For many, college isn’t just a place you go to learn the mechanisms of the autonomic nervous system or the theory behind Adam Smith’s Invisible Hand, but a playground for fun, often pushing the boundaries of experimentation. Not only this, but a classroom where many of life’s most difficult lessons are learned.
A huge challenge that many first year students struggle to face is reconnecting with old friends after a semester of college has wedged its way between them. Aside from learning new nicknames that your buds prefer now, you’re adjusting to new habits and perhaps hearing things that you never would have pictured coming out of your best friend’s mouth.
“I got pretty cross-faded one night after taking a few hits off the bong…ended up hooking up with my floor mate again…and his two friends…LOL.”
You might be quick to snap back with, “Wow, college really changed you.” But remember, maybe your high water wearing, tube-sock rocking, best friend may have had a wild side all along.
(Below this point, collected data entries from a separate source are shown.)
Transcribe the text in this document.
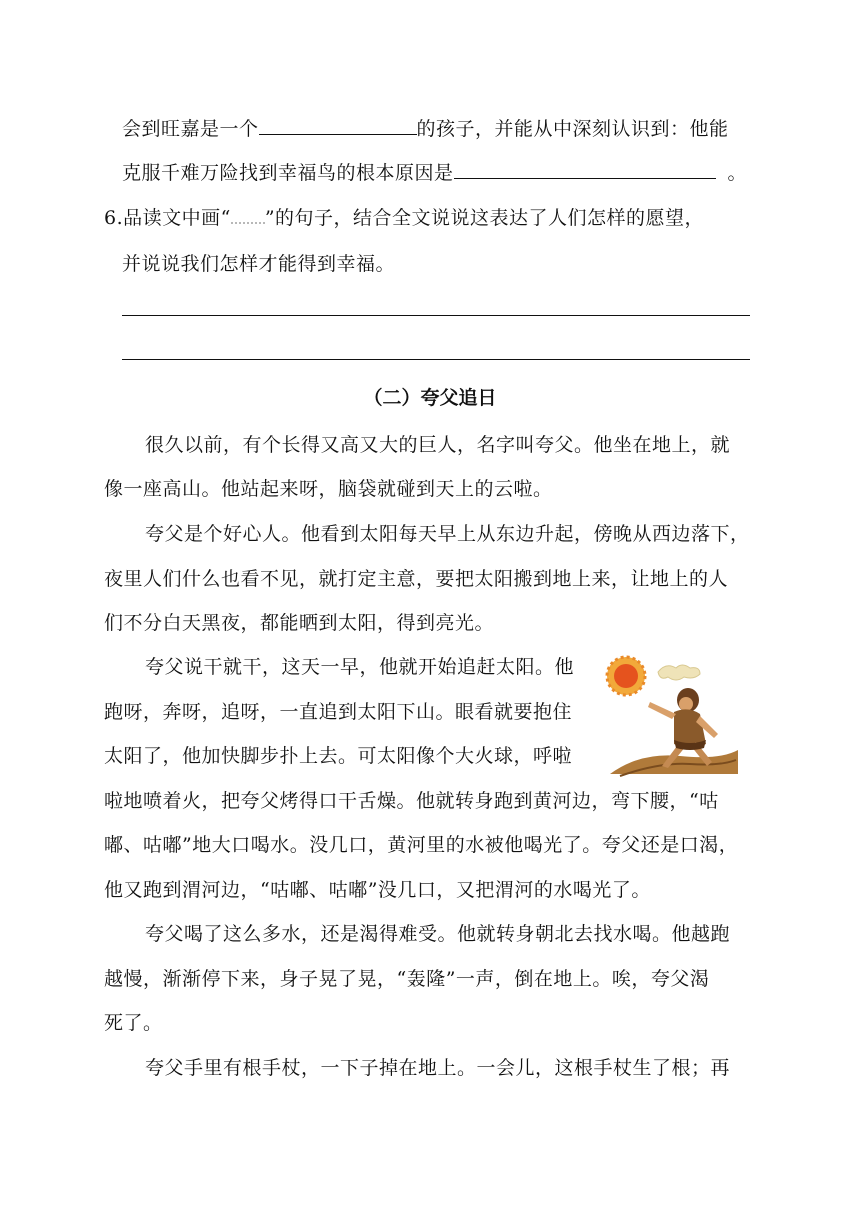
会到旺嘉是一个	的孩子，并能从中深刻认识到：他能
克服千难万险找到幸福鸟的根本原因是	。
6.品读文中画“ ”的句子，结合全文说说这表达了人们怎样的愿望，
并说说我们怎样才能得到幸福。
（二）夸父追日
很久以前，有个长得又高又大的巨人，名字叫夸父。他坐在地上，就
像一座高山。他站起来呀，脑袋就碰到天上的云啦。
夸父是个好心人。他看到太阳每天早上从东边升起，傍晚从西边落下，
夜里人们什么也看不见，就打定主意，要把太阳搬到地上来，让地上的人
们不分白天黑夜，都能晒到太阳，得到亮光。
夸父说干就干，这天一早，他就开始追赶太阳。他
跑呀，奔呀，追呀，一直追到太阳下山。眼看就要抱住
太阳了，他加快脚步扑上去。可太阳像个大火球，呼啦
啦地喷着火，把夸父烤得口干舌燥。他就转身跑到黄河边，弯下腰，“咕
嘟、咕嘟”地大口喝水。没几口，黄河里的水被他喝光了。夸父还是口渴，
他又跑到渭河边，“咕嘟、咕嘟”没几口，又把渭河的水喝光了。
夸父喝了这么多水，还是渴得难受。他就转身朝北去找水喝。他越跑
越慢，渐渐停下来，身子晃了晃，“轰隆”一声，倒在地上。唉，夸父渴
死了。
夸父手里有根手杖，一下子掉在地上。一会儿，这根手杖生了根；再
It’s possible that we are afraid of not living up to the expectations of our friends and families who have built these preconceived notions of us because they have grown up with us.
If you didn’t drink or smoke in high school, (aside from legality issues) maybe you were just afraid of people labeling you as a “pothead” or a druggie.
If you kept your hook-ups to a minimum in high school, if not avoided them all, maybe you were just afraid that people would “slut shame” you.
Essentially, we are afraid that people will look at us differently. We care too much of others’ opinions and judgments rather than realizing that maybe different is what we are meant to be all along.
This day and age, we are conditioned to believe that our moral values change when college knocks on our door. Perhaps it is the idea that we have a fresh start and no one is holding us to the vows we made to our 3rd grade teachers to stay away from substance abuse. Maybe it is no longer having parents hovering over shoulders with expectations of the perfect white picket fence family that allow us to spread our wings and fall in love with someone atypical to our taste, whether it be in style, personality, or gender.
I am in no means encouraging this behavior, but I would say, allow college to be a home where you can shed layers of your skin and try, test, and experiment without fear of social rejection or disappointing anyone else. Ultimately, the most important person to avoid disappointing is you.